83% dos aterros municipais de SP apresentam irregularidades

Levantamento do TCESP revelou que há descarte irregular de resíduos em dois a cada três municípios paulistas, além de falas em áreas de transbordo, coleta rural e gestão de resíduos da saúde e da construção civil

Por Redação

em 22 de Junho de 2026

O Tribunal de Contas do Estado de São Paulo (TCE SP) identificou irregularidades em 83,33% dos aterros municipais vistoriados em sua 3ª Fiscalização Ordenada de 2026, realizada na última quinta-feira (18/6). A ação avaliou as condições de coleta, tratamento e destinação final dos resíduos em 203 municípios paulistas, constatando fragilidades na infraestrutura destinada à disposição final dos resíduos.

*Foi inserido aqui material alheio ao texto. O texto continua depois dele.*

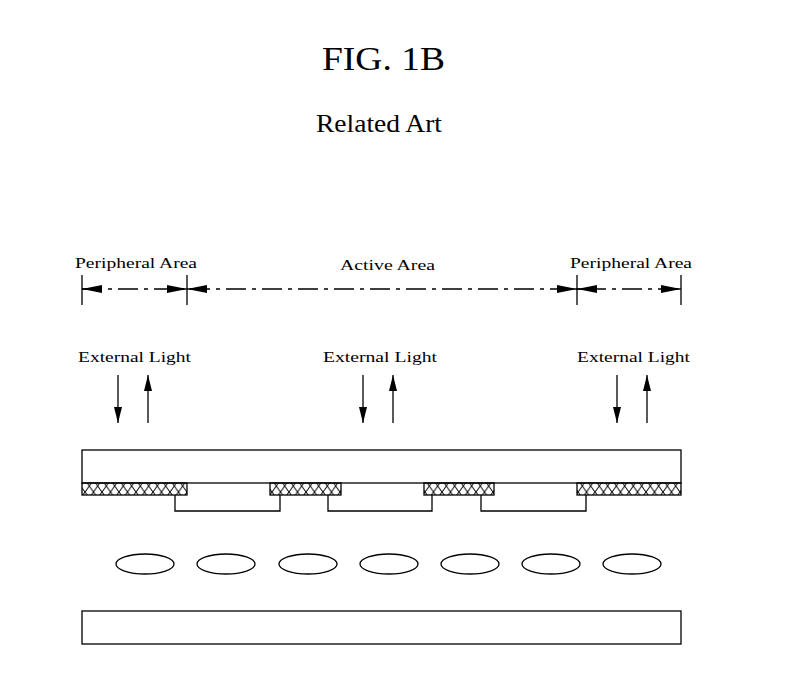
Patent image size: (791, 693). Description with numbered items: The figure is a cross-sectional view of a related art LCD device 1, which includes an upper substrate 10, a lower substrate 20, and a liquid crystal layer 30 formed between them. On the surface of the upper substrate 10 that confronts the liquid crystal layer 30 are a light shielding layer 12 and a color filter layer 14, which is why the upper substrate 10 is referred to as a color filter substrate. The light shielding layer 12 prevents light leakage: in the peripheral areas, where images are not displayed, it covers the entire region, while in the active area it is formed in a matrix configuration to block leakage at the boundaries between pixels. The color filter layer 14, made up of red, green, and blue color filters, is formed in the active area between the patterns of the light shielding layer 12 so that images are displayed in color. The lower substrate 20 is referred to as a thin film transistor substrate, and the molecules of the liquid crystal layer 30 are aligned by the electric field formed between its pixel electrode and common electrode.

The LCD device 1 is at (63, 417).
The upper substrate 10 is at (681, 464).
The light shielding layer 12 is at (681, 490).
The color filter layer 14 is at (586, 503).
The lower substrate 20 is at (681, 625).
The liquid crystal layer 30 is at (661, 562).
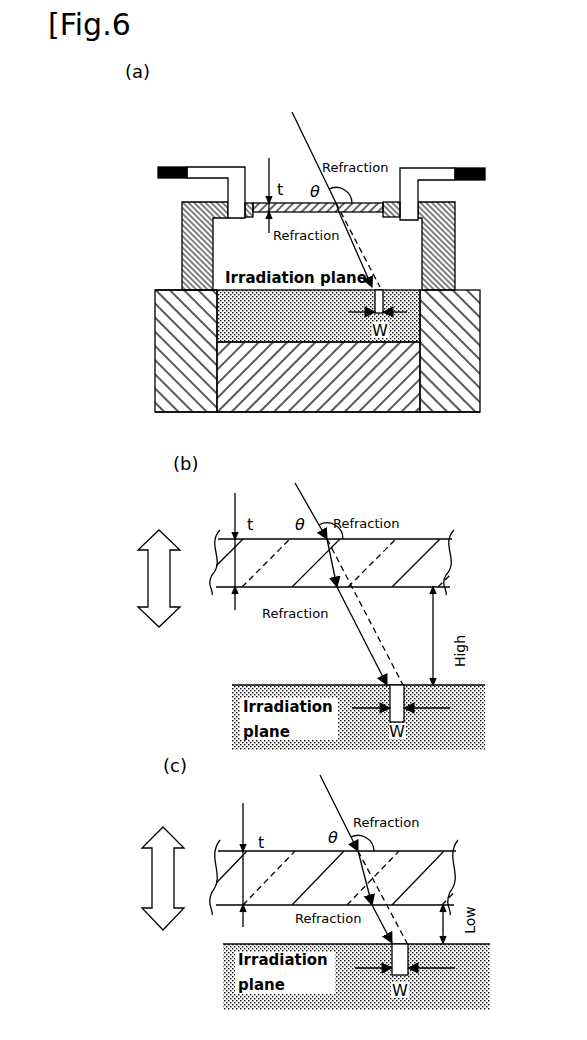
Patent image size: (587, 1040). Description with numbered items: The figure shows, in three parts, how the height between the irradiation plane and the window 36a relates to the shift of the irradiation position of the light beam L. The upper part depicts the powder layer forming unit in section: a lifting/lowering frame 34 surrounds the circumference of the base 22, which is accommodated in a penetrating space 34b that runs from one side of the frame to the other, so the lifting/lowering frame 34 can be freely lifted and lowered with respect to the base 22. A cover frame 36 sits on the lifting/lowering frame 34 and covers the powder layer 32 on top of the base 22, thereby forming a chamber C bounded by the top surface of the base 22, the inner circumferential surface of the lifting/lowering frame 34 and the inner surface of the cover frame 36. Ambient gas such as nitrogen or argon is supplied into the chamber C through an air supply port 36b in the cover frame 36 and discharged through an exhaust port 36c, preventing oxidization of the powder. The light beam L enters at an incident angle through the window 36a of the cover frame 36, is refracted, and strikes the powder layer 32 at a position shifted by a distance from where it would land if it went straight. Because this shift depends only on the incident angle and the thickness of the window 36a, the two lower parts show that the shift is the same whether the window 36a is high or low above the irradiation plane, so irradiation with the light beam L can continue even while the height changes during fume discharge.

The base 22 is at (395, 407).
The powder layer 32 is at (384, 312).
The lifting/lowering frame 34 is at (482, 332).
The penetrating space 34b is at (247, 308).
The cover frame 36 is at (455, 257).
The window 36a is at (373, 201).
The air supply port 36b is at (212, 167).
The exhaust port 36c is at (432, 166).
The chamber C is at (397, 242).
The light beam L is at (336, 199).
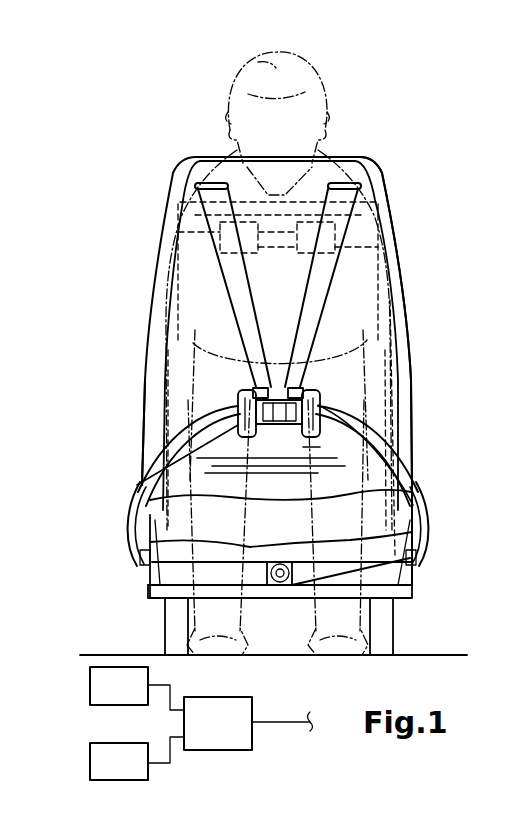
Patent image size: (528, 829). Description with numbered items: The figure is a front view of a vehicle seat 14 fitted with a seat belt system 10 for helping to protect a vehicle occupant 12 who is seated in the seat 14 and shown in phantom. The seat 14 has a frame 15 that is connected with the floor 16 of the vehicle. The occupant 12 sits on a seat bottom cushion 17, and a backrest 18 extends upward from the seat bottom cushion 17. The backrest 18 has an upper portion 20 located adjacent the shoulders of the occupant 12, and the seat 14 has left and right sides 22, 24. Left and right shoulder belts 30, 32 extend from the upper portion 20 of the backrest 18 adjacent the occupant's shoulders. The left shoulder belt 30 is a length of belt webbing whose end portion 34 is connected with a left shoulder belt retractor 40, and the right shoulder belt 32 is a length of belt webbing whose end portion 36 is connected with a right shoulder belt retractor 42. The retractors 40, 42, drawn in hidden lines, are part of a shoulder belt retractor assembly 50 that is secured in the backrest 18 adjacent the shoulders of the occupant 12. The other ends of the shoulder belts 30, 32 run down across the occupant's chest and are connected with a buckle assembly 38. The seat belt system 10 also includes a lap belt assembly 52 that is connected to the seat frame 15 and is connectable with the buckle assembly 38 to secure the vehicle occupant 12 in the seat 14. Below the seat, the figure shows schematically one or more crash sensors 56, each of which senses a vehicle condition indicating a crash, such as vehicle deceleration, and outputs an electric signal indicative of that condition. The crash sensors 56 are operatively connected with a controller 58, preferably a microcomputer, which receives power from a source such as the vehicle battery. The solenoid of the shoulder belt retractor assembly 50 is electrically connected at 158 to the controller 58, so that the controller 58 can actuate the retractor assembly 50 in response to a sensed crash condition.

The seat belt system 10 is at (394, 106).
The vehicle occupant 12 is at (275, 70).
The vehicle seat 14 is at (162, 164).
The frame 15 is at (390, 310).
The floor 16 is at (84, 654).
The seat bottom cushion 17 is at (232, 507).
The backrest 18 is at (173, 205).
The upper portion 20 is at (375, 178).
The left side 22 is at (412, 365).
The right side 24 is at (145, 375).
The left shoulder belt 30 is at (323, 277).
The right shoulder belt 32 is at (243, 273).
The end portion 34 is at (310, 222).
The end portion 36 is at (240, 222).
The buckle assembly 38 is at (334, 388).
The left shoulder belt retractor 40 is at (378, 215).
The right shoulder belt retractor 42 is at (220, 232).
The shoulder belt retractor assembly 50 is at (276, 256).
The lap belt assembly 52 is at (384, 431).
The crash sensors 56 is at (90, 690).
The controller 58 is at (212, 750).
The electrical connection 158 is at (277, 722).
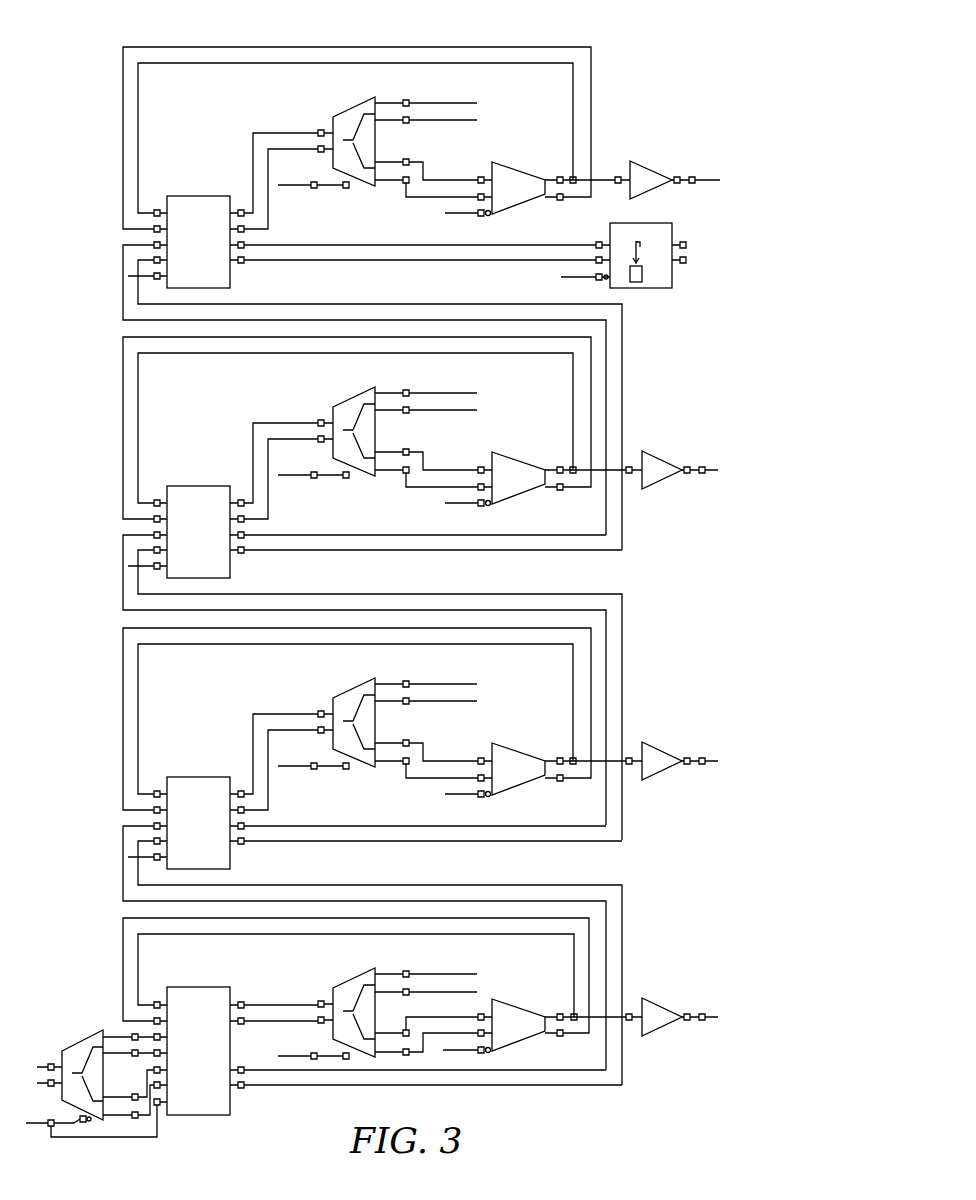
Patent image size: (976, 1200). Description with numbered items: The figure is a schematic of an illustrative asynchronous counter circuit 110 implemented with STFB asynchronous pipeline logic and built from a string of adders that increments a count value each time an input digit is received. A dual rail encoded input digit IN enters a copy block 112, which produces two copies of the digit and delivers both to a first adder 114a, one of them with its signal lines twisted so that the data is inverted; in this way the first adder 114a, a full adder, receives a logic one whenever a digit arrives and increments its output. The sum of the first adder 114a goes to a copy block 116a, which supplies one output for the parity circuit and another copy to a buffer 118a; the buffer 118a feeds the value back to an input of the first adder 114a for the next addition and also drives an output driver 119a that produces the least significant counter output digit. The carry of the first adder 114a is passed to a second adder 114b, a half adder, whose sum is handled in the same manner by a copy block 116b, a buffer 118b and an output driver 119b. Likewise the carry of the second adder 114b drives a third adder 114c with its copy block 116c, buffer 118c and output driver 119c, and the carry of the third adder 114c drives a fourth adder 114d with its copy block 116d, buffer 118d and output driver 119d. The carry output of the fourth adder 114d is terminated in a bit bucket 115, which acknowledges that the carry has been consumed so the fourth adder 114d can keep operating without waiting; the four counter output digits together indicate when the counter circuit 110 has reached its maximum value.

The asynchronous counter circuit 110 is at (397, 572).
The copy block 112 is at (68, 1045).
The first adder 114a is at (237, 987).
The second adder 114b is at (199, 802).
The third adder 114c is at (199, 511).
The fourth adder 114d is at (237, 196).
The bit bucket 115 is at (640, 289).
The copy block 116a is at (344, 979).
The copy block 116b is at (343, 714).
The copy block 116c is at (343, 423).
The copy block 116d is at (344, 108).
The buffer 118a is at (489, 994).
The buffer 118b is at (504, 756).
The buffer 118c is at (504, 465).
The buffer 118d is at (489, 157).
The output driver 119a is at (665, 1003).
The output driver 119b is at (642, 754).
The output driver 119c is at (642, 463).
The output driver 119d is at (654, 165).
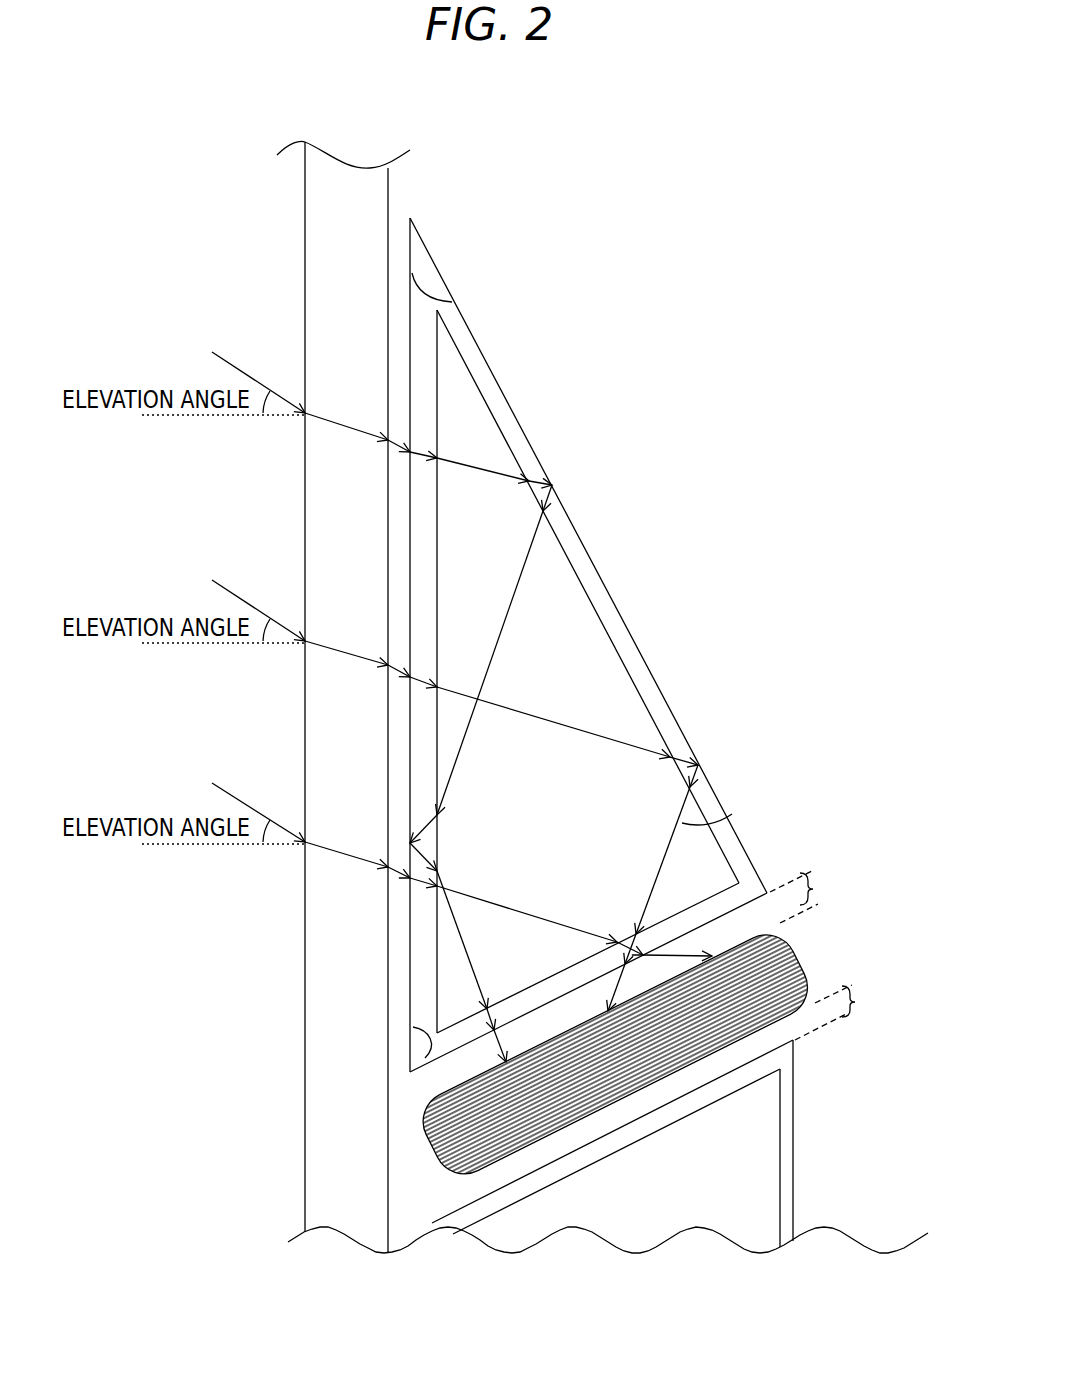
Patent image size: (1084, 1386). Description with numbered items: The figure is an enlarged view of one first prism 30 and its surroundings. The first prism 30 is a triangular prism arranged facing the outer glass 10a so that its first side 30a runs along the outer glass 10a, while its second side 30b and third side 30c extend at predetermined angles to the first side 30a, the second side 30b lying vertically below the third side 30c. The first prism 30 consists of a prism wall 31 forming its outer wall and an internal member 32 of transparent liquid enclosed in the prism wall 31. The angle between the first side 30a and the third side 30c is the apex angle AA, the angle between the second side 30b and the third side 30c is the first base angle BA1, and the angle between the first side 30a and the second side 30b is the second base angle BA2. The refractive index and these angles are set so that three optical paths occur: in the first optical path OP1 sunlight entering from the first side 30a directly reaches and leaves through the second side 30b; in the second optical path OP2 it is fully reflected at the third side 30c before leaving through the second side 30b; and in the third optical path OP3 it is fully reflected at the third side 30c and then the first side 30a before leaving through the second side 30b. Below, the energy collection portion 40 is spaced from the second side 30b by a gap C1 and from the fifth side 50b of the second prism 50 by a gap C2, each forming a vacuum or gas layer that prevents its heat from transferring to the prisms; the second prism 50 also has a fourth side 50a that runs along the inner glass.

The outer glass 10a is at (320, 262).
The apex angle AA is at (455, 298).
The first prism 30 is at (539, 764).
The first side 30a is at (420, 603).
The second side 30b is at (517, 994).
The third side 30c is at (648, 684).
The prism wall 31 is at (627, 647).
The internal member 32 is at (553, 603).
The first optical path OP1 is at (268, 830).
The second optical path OP2 is at (268, 632).
The third optical path OP3 is at (268, 405).
The first base angle BA1 is at (740, 858).
The second base angle BA2 is at (413, 1027).
The gap C1 is at (811, 897).
The gap C2 is at (846, 1012).
The energy collection portion 40 is at (677, 947).
The second prism 50 is at (674, 1167).
The fourth side 50a is at (790, 1197).
The fifth side 50b is at (690, 1085).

A ação identificou falhas nas etapas intermediárias do manejo dos materiais: 72,41% das áreas de transbordo e triagem apresentaram inconformidades. Além disso, 47,06% dessas estações operam sem licença ambiental válida da CETESB, quadro que acende um alerta para a necessidade de aprimoramento dos controles ambientais e da gestão desses equipamentos.

Aterros sanitários de SP apresentam série de irregularidades

A fiscalização do TCESP identificou uma série de problemas nos aterros sanitários do estado:

  • 67% dos municípios fiscalizados apresentam pontos de descarte irregular, cenário que reforça a necessidade de ampliar as ações de fiscalização, educação ambiental e conscientização da população.
  • 38,9% dos municípios informaram não atender integralmente as regiões rurais, situação que pode contribuir para o descarte inadequado e para o surgimento de novos pontos de acúmulo de resíduos.
  • 35,96% não possuem entidade reguladora para os serviços de saneamento e tampouco regulamentou a coleta seletiva, cenário que dificulta o planejamento, a fiscalização e o aprimoramento contínuo da gestão dos resíduos.
  • 34,48% das cidades não possuem programas estruturados de educação ambiental, instrumento essencial para incentivar a redução da geração de resíduos, a separação correta dos materiais e a ampliação da reciclagem.
  • 29,06% ainda não instituíram cobrança pelos serviços de manejo de resíduos, mecanismo previsto na legislação nacional para assegurar recursos destinados à manutenção e ao aprimoramento das operações.
  • 50,25% não possuem Plano de Gerenciamento de Resíduos de Serviços de Saúde e 46,80% não possuem Plano de Gerenciamento de Resíduos da Construção Civil, comprometendo o controle e a destinação adequada desses materiais que precisam de tratamento específico.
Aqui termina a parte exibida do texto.